I am new to this whole site so hopefully reefs and wrecks is the appropriate place to post this question. I just bought a boat and really want to get into some good shark fishing. Does anyone have a suggestion on good coordinates of where I can go and shark fish. Thanks!!!


----------



## catdad100 (Nov 17, 2009)

*shark fishing*

Id try a ship,tugboat,barge the bigger the better off the list of public listed numbers. Anchor up current of structure and give it a try. Reason being is almost every structure like that is going to have a resident Bull Shark patroling the area. Also edge of shipping channel just out the pass would be another one Id try.


----------



## SnapperSlapper (Feb 13, 2009)

The natural bottom spots I have fished lately in 75-120' have been covered up in big sharks. Mostly 6-7' bull sharks, but have also seen a big hammer and a medium tiger.


----------



## GROUPERKING (Sep 28, 2011)

You can also do pretty good in the middle of pensacola bay.


----------



## sailor (Oct 29, 2007)

Any of the passes on an outgoing tide as well. Where are you fishing? Orange Beach, Pensacola, Navarre, Destin?


----------



## SWAngler (Sep 13, 2014)

Plug in the coordinates for Villa Venyce, in Gulf Breeze. Catching Bull Sharks in the canals there. Well two so far that is. Seriously. 

OK, you really shouldn't go there and scare the residents, plus hurt property values, by starting a chum line off their dock. But, with all the sharks everywhere, and I mean everywhere in the bays, ICW, sound, offshore and off the beaches, that shouldn't be necessary. 

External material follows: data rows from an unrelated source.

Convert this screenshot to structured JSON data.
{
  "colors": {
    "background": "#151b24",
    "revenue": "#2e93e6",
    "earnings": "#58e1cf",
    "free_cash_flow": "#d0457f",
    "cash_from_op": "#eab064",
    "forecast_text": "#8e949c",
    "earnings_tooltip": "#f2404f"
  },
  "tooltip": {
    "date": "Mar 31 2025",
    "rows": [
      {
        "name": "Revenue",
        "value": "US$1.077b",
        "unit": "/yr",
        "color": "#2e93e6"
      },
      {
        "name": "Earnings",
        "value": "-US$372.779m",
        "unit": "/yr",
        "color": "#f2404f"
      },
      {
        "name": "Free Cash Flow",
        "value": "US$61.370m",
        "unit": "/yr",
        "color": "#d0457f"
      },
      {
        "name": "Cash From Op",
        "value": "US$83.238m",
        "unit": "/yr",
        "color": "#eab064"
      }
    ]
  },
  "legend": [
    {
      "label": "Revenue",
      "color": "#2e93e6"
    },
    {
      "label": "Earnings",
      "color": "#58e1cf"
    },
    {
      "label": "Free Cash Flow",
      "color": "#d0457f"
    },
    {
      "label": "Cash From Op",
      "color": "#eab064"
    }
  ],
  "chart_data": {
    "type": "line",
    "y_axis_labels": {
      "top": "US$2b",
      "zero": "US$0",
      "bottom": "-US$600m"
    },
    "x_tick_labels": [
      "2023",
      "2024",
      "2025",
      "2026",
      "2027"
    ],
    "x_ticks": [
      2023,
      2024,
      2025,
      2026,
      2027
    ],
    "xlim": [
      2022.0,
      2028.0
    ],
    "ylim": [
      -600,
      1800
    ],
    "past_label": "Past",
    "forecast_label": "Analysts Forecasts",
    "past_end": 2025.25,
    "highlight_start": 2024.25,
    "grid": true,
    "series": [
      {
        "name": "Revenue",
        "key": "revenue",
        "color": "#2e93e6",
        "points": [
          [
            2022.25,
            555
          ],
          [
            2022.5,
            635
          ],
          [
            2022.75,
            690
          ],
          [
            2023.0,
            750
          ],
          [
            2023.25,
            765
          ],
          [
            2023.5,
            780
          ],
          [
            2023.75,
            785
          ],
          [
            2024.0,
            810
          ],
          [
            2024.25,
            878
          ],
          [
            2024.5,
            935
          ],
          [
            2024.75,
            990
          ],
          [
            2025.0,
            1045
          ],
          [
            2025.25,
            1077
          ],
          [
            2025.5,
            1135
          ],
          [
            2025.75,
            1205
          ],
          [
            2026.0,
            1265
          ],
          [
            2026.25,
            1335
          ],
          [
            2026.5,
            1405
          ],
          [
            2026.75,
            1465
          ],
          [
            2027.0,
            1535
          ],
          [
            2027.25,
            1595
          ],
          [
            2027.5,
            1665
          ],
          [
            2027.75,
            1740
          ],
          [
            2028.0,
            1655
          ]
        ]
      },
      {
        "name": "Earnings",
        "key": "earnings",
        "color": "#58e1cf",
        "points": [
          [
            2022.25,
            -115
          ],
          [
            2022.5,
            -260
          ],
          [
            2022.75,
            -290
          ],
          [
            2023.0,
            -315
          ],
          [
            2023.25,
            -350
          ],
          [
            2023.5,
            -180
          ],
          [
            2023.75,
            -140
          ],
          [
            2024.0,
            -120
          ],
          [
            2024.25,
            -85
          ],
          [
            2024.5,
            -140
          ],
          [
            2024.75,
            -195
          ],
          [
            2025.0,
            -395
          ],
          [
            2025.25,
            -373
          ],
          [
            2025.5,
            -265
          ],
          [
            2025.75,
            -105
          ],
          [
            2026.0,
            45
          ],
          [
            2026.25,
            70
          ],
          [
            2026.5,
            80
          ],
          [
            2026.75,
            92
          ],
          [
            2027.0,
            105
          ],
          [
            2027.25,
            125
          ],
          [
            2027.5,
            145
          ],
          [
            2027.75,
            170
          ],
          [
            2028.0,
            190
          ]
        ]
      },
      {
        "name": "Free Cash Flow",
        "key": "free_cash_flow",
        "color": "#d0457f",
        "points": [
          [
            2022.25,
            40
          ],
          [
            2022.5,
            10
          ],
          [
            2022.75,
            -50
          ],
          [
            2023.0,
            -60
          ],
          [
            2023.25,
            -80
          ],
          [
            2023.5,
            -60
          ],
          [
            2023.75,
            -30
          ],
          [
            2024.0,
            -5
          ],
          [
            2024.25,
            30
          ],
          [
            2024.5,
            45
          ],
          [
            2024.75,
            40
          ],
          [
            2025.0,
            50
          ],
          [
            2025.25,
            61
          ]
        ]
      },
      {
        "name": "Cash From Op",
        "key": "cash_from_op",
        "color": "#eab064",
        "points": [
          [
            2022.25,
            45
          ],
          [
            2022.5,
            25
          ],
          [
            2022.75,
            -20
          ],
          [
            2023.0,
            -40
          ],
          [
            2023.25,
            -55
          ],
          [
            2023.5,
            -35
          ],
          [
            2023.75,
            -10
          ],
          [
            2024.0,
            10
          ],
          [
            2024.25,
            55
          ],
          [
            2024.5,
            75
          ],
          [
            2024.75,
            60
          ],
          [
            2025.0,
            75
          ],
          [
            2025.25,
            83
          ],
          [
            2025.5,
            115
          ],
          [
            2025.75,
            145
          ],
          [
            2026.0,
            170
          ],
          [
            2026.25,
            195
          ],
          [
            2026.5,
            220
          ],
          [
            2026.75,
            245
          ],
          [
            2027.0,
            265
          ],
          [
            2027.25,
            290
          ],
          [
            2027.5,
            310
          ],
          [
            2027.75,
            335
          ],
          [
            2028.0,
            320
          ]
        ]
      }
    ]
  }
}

So plentiful I'm wondering when the local guides will start advertising for, and then targeting them for their clients?


----------



## Jason (Oct 2, 2007)

Being off shore yesterday throwing out a blue runner free lined had several takers of sharks that screamed drag but cut off due to not actually shark fishing. I think if you drift it, they will come!


----------



## watsona (Jun 23, 2015)

Thanks everyone for the responses! I will be leaving from Bahi Mar marina and fishing around Pensacola. I will have to try a few of these suggestions over the next couple of weeks and hopefully have some pictures to post.


----------